Buendía was voted player of the season in the Championship with Norwich in 2020-21, scoring 15 goals and providing 17 assists playing on the right of a front three, but at Villa he has managed one full 90 minutes, one goal and no assists in seven league appearances. In mitigation, he is reported to have been struggling with a nagging hip injury and sat out matches against Chelsea and Everton while in (or just out of) quarantine after a controversial and ultimately futile trip to Brazil with Argentina. Tellingly, Buendía’s best Villa performance came when he played on the right of a front three after Smith switched formation during their draw with Brentford.
Although injuries have restricted Bailey to four substitute appearances, it is difficult to see where the left winger would fit into Smith’s current lineup, and his fellow wide player Anwar El Ghazi is believed to be surplus requirements and may be moved on in January.
Smith is a likable, decent man who is Villa through and through but while he will always retain fans’ affection and respect for getting them promoted ahead of schedule in 2019, three consecutive defeats have prompted concern in the stands and – if local reporters are to be believed – the first signs of itchy trigger fingers in the boardroom.
A sluggish performance in defeat against Tottenham was followed by a calamitous final 10 minutes at home to local rivals Wolves in which they threw away a two-goal lead, and the meek surrender against Arsenal.

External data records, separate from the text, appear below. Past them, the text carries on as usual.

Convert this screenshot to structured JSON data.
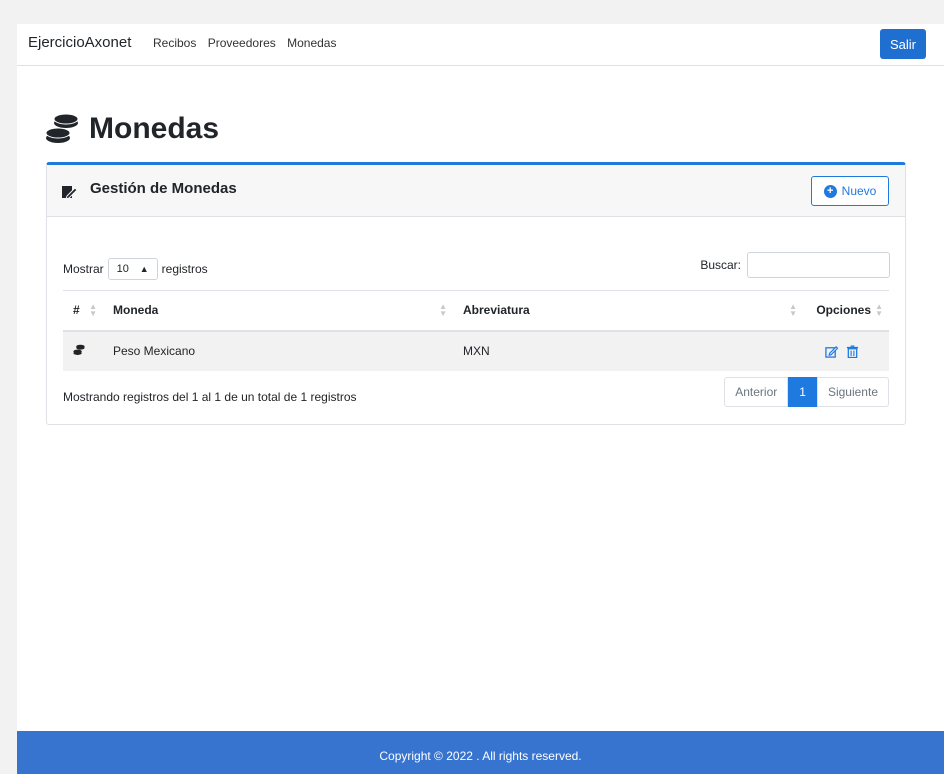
{
  "nav": {
    "brand": "EjercicioAxonet",
    "links": [
      "Recibos",
      "Proveedores",
      "Monedas"
    ],
    "logout_label": "Salir"
  },
  "page": {
    "title": "Monedas"
  },
  "card": {
    "header_title": "Gestión de Monedas",
    "new_button_label": "Nuevo"
  },
  "table_controls": {
    "show_label": "Mostrar",
    "length_value": "10",
    "records_label": "registros",
    "search_label": "Buscar:",
    "search_value": ""
  },
  "table": {
    "columns": [
      "#",
      "Moneda",
      "Abreviatura",
      "Opciones"
    ],
    "rows": [
      {
        "moneda": "Peso Mexicano",
        "abreviatura": "MXN"
      }
    ]
  },
  "footer_info": "Mostrando registros del 1 al 1 de un total de 1 registros",
  "pagination": {
    "prev_label": "Anterior",
    "current_page": "1",
    "next_label": "Siguiente"
  },
  "footer": {
    "copyright": "Copyright © 2022 . All rights reserved."
  },
  "colors": {
    "primary": "#1f7ae0",
    "footer_bg": "#3674d0"
  }
}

They host a West Ham side dealing more than capably with the demands of action on the domestic and European front during a season in which many thought they might struggle.
Smith has done more than enough excellent work at Villa to buy himself time to avert the mini-crisis but it is difficult to escape the conclusion that defeat by West Ham could have serious repercussions for his future. His employers have lofty ambitions and did not accumulate the vast combined wealth that makes them the fourth-richest owners in the Premier League by trading in misty-eyed sentiment or nostalgia.